Before switching to industry, I taught graduate-level computational social science courses at Georgetown University. As an instructor, I try to balance substance with methodological rigor by training students how to effectively employ computational methods to investigate, analyze, and learn from data to formulate and test theoretically-relevant hypotheses. In my instruction, I match formal computational training with hands-on empirical examples so that quantitative methods are taught in the context where they are applied.

These courses aimed to train students on how to: (i) utilize machine learning methods to explore and generate hypotheses from data; (ii) design and implement statistical designs geared toward effectively inferring causal relationships from observational and experimental data; (iii) synthesize disparate and unstructured data to draw meaningful insights from data related to public policy and political science inquiries; and (iv) visualize data to effectively communicate empirical findings. My goal was to train students to be effective consumers, critics, and producers of computational social science.

Course Catalog

Accelerated Statistics for Public Policy II (PPOL561)

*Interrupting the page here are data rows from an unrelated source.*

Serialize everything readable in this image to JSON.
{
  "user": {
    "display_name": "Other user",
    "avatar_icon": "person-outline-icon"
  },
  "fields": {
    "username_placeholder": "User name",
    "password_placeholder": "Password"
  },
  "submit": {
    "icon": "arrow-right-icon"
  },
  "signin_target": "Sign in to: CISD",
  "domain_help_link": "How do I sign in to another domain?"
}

This is the second course in the two-course sequence on quantitative methods for social science for the Masters of Science in Data Science for Public Policy (DSPP). The course builds on students’ understanding of multivariate regression and introduces advanced, but commonly used, methods of statistical analysis. The course is broadly divided into two part: advanced modeling and causal inference. Instruction will concentrate on how to determine the appropriate econometric approach in addressing various types of policy questions, while highlighting the challenges in isolating causal effects. The emphasis is on applied learning; formal proofs and mathematical rigor are presented but not the principal focus of the course. As part of our effort to teach effective communication skills, students will make presentations about applications using the techniques being studied in class.

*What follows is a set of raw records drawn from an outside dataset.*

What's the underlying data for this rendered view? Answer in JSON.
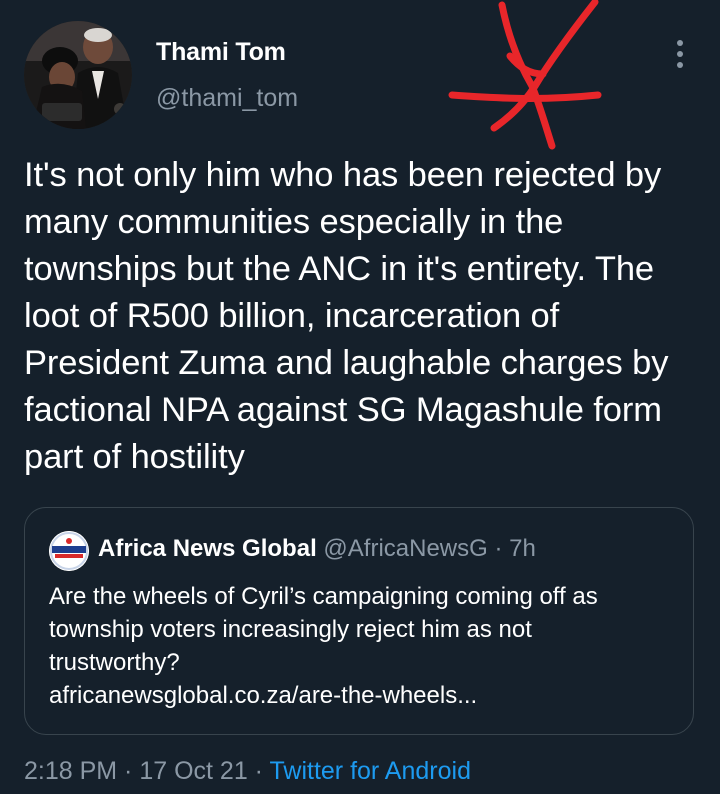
{
  "tweet": {
    "author_name": "Thami Tom",
    "author_handle": "@thami_tom",
    "text": "It's not only him who has been rejected by many communities especially in the townships but the ANC in it's entirety. The loot of R500 billion, incarceration of President Zuma and laughable charges by factional NPA against SG Magashule form part of hostility",
    "time": "2:18 PM",
    "date": "17 Oct 21",
    "separator": " · ",
    "source": "Twitter for Android"
  },
  "quoted_tweet": {
    "author_name": "Africa News Global",
    "author_handle": "@AfricaNewsG",
    "age": "7h",
    "text_line1": "Are the wheels of Cyril’s campaigning coming off as township voters increasingly reject him as not trustworthy?",
    "link": "africanewsglobal.co.za/are-the-wheels..."
  },
  "icons": {
    "more": "more-vertical-icon",
    "annotation": "red-scribble-mark"
  },
  "colors": {
    "background": "#15202b",
    "primary_text": "#ffffff",
    "secondary_text": "#8b98a5",
    "link": "#1d9bf0",
    "border": "#38444d",
    "scribble": "#e8262a"
  }
}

Data Science I: Foundations (PPOL564)

This first course in the core data science sequence for the Masters of Science in Data Science for Public Policy (DSPP) introduces students to the programming and mathematical concepts that underpin statistical learning. The aim of the course is to provide DSPP students with the foundations necessary to grasp the concepts and algorithms encountered in Data Science II and III. Students will cover topics related to linear algebra (with a focus on linear regression and dimension reduction); multivariate calculus (with an emphasis on optimization algorithms, specifically gradient descent); and probability theory (with an emphasis on simulation and sampling). Throughout the course, students will be introduced to the fundamentals of programming and manipulating data in Python. Students will work in Jupyter notebooks and use Git/GitHub to submit coding assignments, developing literate programming and reproducible research skills they will use throughout the program.

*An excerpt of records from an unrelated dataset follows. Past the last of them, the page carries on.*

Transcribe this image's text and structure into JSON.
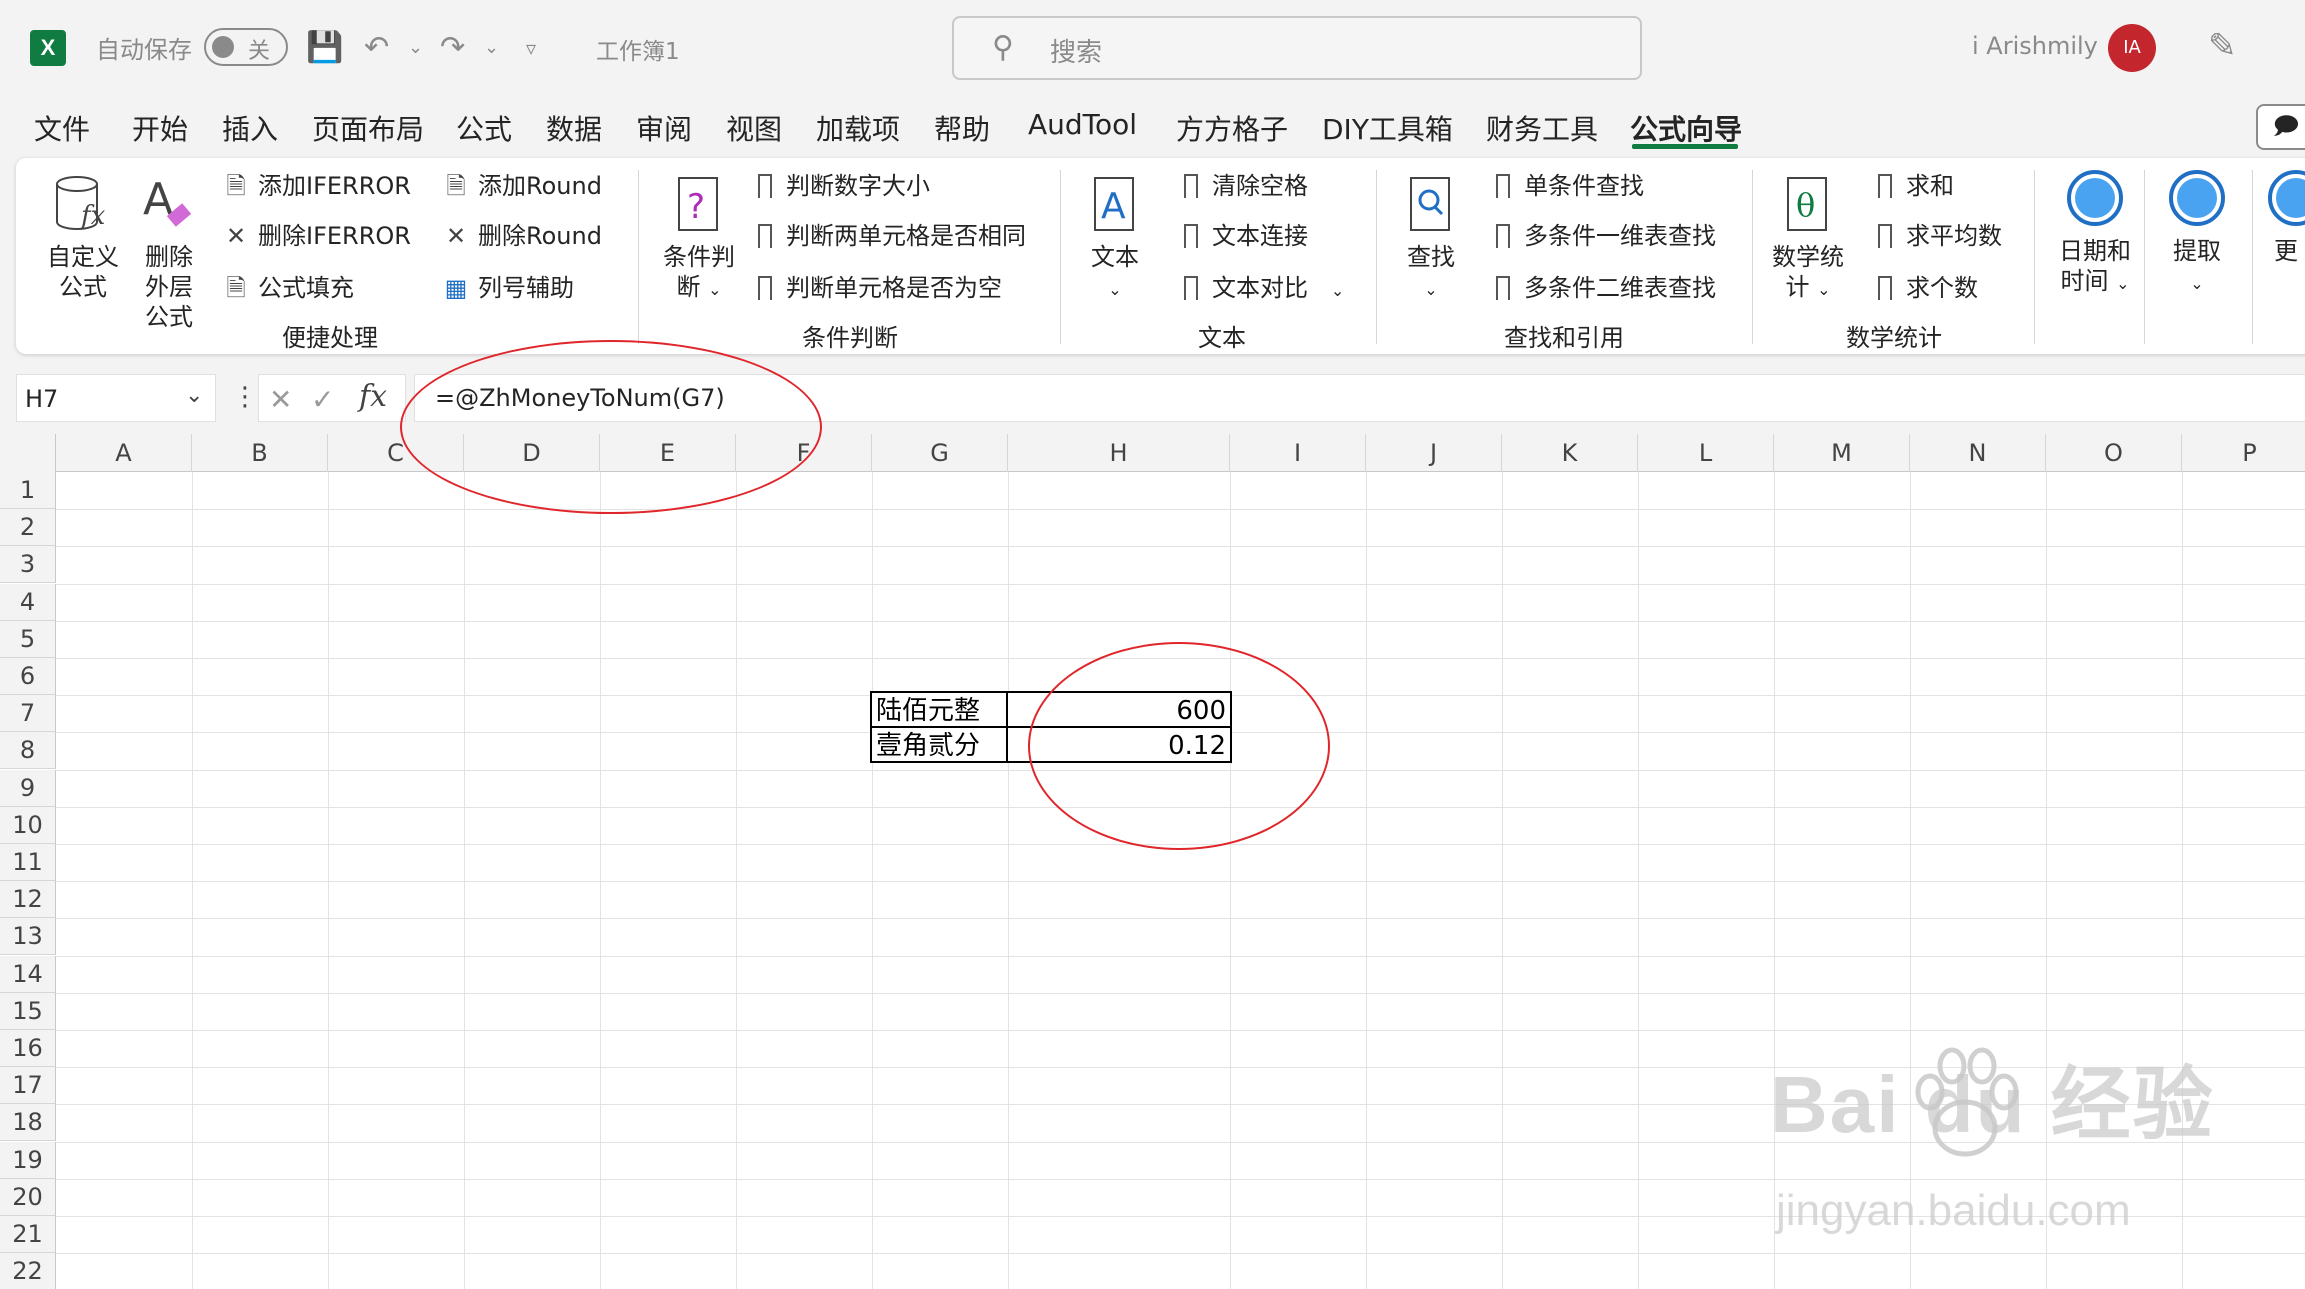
{
  "titlebar": {
    "autosave_label": "自动保存",
    "autosave_state": "关",
    "workbook_title": "工作簿1",
    "search_placeholder": "搜索",
    "user_name": "i Arishmily",
    "avatar_initials": "IA"
  },
  "menu": {
    "tabs": [
      "文件",
      "开始",
      "插入",
      "页面布局",
      "公式",
      "数据",
      "审阅",
      "视图",
      "加载项",
      "帮助",
      "AudTool",
      "方方格子",
      "DIY工具箱",
      "财务工具",
      "公式向导"
    ],
    "active_tab": "公式向导"
  },
  "ribbon": {
    "groups": {
      "convenience": {
        "label": "便捷处理",
        "custom_formula": "自定义公式",
        "remove_outer": "删除外层公式",
        "add_iferror": "添加IFERROR",
        "remove_iferror": "删除IFERROR",
        "formula_fill": "公式填充",
        "add_round": "添加Round",
        "remove_round": "删除Round",
        "column_helper": "列号辅助"
      },
      "condition": {
        "label": "条件判断",
        "big_button": "条件判断",
        "item1": "判断数字大小",
        "item2": "判断两单元格是否相同",
        "item3": "判断单元格是否为空"
      },
      "text": {
        "label": "文本",
        "big_button": "文本",
        "item1": "清除空格",
        "item2": "文本连接",
        "item3": "文本对比"
      },
      "lookup": {
        "label": "查找和引用",
        "big_button": "查找",
        "item1": "单条件查找",
        "item2": "多条件一维表查找",
        "item3": "多条件二维表查找"
      },
      "math": {
        "label": "数学统计",
        "big_button": "数学统计",
        "item1": "求和",
        "item2": "求平均数",
        "item3": "求个数"
      },
      "datetime": {
        "big_button": "日期和时间"
      },
      "extract": {
        "big_button": "提取"
      },
      "more": {
        "big_button": "更"
      }
    }
  },
  "formula_bar": {
    "name_box": "H7",
    "formula": "=@ZhMoneyToNum(G7)"
  },
  "sheet": {
    "columns": [
      "A",
      "B",
      "C",
      "D",
      "E",
      "F",
      "G",
      "H",
      "I",
      "J",
      "K",
      "L",
      "M",
      "N",
      "O",
      "P"
    ],
    "rows": [
      "1",
      "2",
      "3",
      "4",
      "5",
      "6",
      "7",
      "8",
      "9",
      "10",
      "11",
      "12",
      "13",
      "14",
      "15",
      "16",
      "17",
      "18",
      "19",
      "20",
      "21",
      "22"
    ],
    "cells": {
      "G7": "陆佰元整",
      "H7": "600",
      "G8": "壹角贰分",
      "H8": "0.12"
    }
  },
  "watermark": {
    "brand": "Bai du 经验",
    "url": "jingyan.baidu.com"
  },
  "colors": {
    "excel_green": "#107c41",
    "annotation_red": "#e0262a",
    "avatar_red": "#c4262e"
  }
}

A prior (more advanced) version of this course can be found here.

Introduction to Data Science (PPOL670)

This course teaches Masters of Public Policy (MPP) students how to synthesize disparate, possibly unstructured data in order to draw meaningful insights from data. Topics covered include fundamentals of functional programming in R, literate programming, data wrangling, data visualization, data extraction (via web scraping and APIs), text analysis, and machine learning methods. In addition, students will be exposed to Git and Github for reproducible research. The course aims to offer students a practical toolkit for data exploration. The objective of the course is to equip MPP students with the skills to incorporate data into their decision-making and analysis.